Maike von Wegen fühlt sich frei und unbeschwert. Ihre Tochter lebt zur Zeit bei der Großmutter in der Mitte der Landkarte, sodass Maike in Sternform das Land bereisen und dabei immer bei ihrer Familie vorbei schauen kann auf der Strecke von einem zum anderen Konzert. Ihre Mühe wird endlich in Applausform belohnt und sie hat das Gefühl, dass sie etwas erreichen kann. Auf dem Zenit der Glückseligkeit trifft sie auch noch auf ihren Traummann. Er sammelt sie ein auf seinem Fahrrad aus der Nacht, wie ein König auf einem Pferd. Er kommt aus der Dunkelheit, bittet sie aufzusteigen und fährt sie in sein Königreich. Als sie ihm das erste Mal durch die Haare fährt, fühlt sie sich erinnert an den Mann aus ihren Träumen. Dieser Mann, der seit Jahren immer mal wieder in ihren Träumen auftaucht und am Morgen einfach gnadenlos verschwindet. Er scheint es zu sein. Ihr König. Maike ist so glücklich wie noch nie. Er ist so wunderschön und er verspricht ihr den Himmel. Ein Urlaub wird geplant. Mit den Kindern. Der König hat eine Tochter im selben Alter. Auch die Königskinder verstehen sich glänzend. Auf einmal ist alles einfach und die Welt ein bunter Spielplatz.

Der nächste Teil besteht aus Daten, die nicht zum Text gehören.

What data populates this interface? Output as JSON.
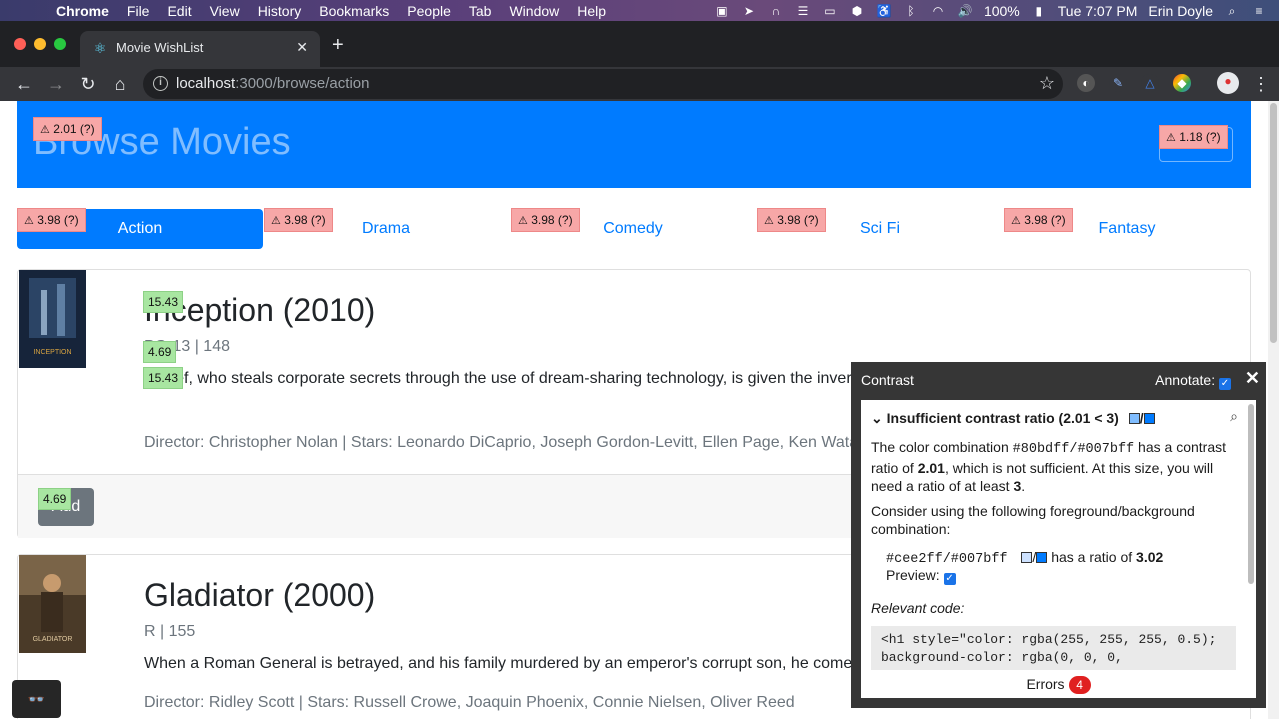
{
  "menubar": {
    "app": "Chrome",
    "items": [
      "File",
      "Edit",
      "View",
      "History",
      "Bookmarks",
      "People",
      "Tab",
      "Window",
      "Help"
    ],
    "battery": "100%",
    "clock": "Tue 7:07 PM",
    "user": "Erin Doyle"
  },
  "browser": {
    "tab_title": "Movie WishList",
    "url_host": "localhost",
    "url_path": ":3000/browse/action"
  },
  "page": {
    "heading": "Browse Movies",
    "tabs": [
      "Action",
      "Drama",
      "Comedy",
      "Sci Fi",
      "Fantasy"
    ],
    "badges": {
      "heading": "2.01",
      "header_button": "1.18",
      "nav": "3.98",
      "q": "(?)",
      "title1": "15.43",
      "meta1": "4.69",
      "desc1": "15.43",
      "add": "4.69"
    },
    "movies": [
      {
        "title": "Inception (2010)",
        "meta": "PG-13 | 148",
        "description": "A thief, who steals corporate secrets through the use of dream-sharing technology, is given the inverse task of planting an idea into the mind of a CEO.",
        "credits": "Director: Christopher Nolan | Stars: Leonardo DiCaprio, Joseph Gordon-Levitt, Ellen Page, Ken Watanabe",
        "add_label": "Add",
        "poster_text": "INCEPTION"
      },
      {
        "title": "Gladiator (2000)",
        "meta": "R | 155",
        "description": "When a Roman General is betrayed, and his family murdered by an emperor's corrupt son, he comes to Rome as a gladiator to seek revenge.",
        "credits": "Director: Ridley Scott | Stars: Russell Crowe, Joaquin Phoenix, Connie Nielsen, Oliver Reed",
        "poster_text": "GLADIATOR"
      }
    ]
  },
  "contrast_panel": {
    "title": "Contrast",
    "annotate_label": "Annotate:",
    "issue_title": "Insufficient contrast ratio (2.01 < 3)",
    "text_1a": "The color combination ",
    "combo": "#80bdff/#007bff",
    "text_1b": " has a contrast ratio of ",
    "ratio": "2.01",
    "text_1c": ", which is not sufficient. At this size, you will need a ratio of at least ",
    "required": "3",
    "text_1d": ".",
    "text_2": "Consider using the following foreground/background combination:",
    "suggestion": "#cee2ff/#007bff",
    "suggestion_text": "has a ratio of ",
    "suggestion_ratio": "3.02",
    "preview_label": "Preview:",
    "relevant_label": "Relevant code:",
    "code": "<h1 style=\"color: rgba(255, 255, 255, 0.5); background-color: rgba(0, 0, 0,",
    "errors_label": "Errors",
    "errors_count": "4"
  },
  "colors": {
    "primary": "#007bff",
    "fg_bad": "#80bdff",
    "fg_suggested": "#cee2ff",
    "badge_fail": "#f7a7a7",
    "badge_pass": "#a8e6a1"
  }
}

An dem Tag als Maike ihre Tochter für den gemeinsamen Urlaub bei der Großmutter abholen will, ruft sie Morgens dort an. Man müsse am Abend unbedingt mal darüber sprechen, wie Laupenta (Name selbstverstänlich geändert) demnächst auf sanfte Weise wieder in den mütterlichen Haushalt zurückgeführt werden könne. Inzwischen ist sie seit fünf Monaten bei der Großmutter und nun, da Maike ihre Pläne verwirklicht hätte, wäre es wohl an der Zeit. Die Großmutter reagiert seltsam. Etwas ist in ihrer Stimme, aber Maike kann nicht erkennen, was es ist.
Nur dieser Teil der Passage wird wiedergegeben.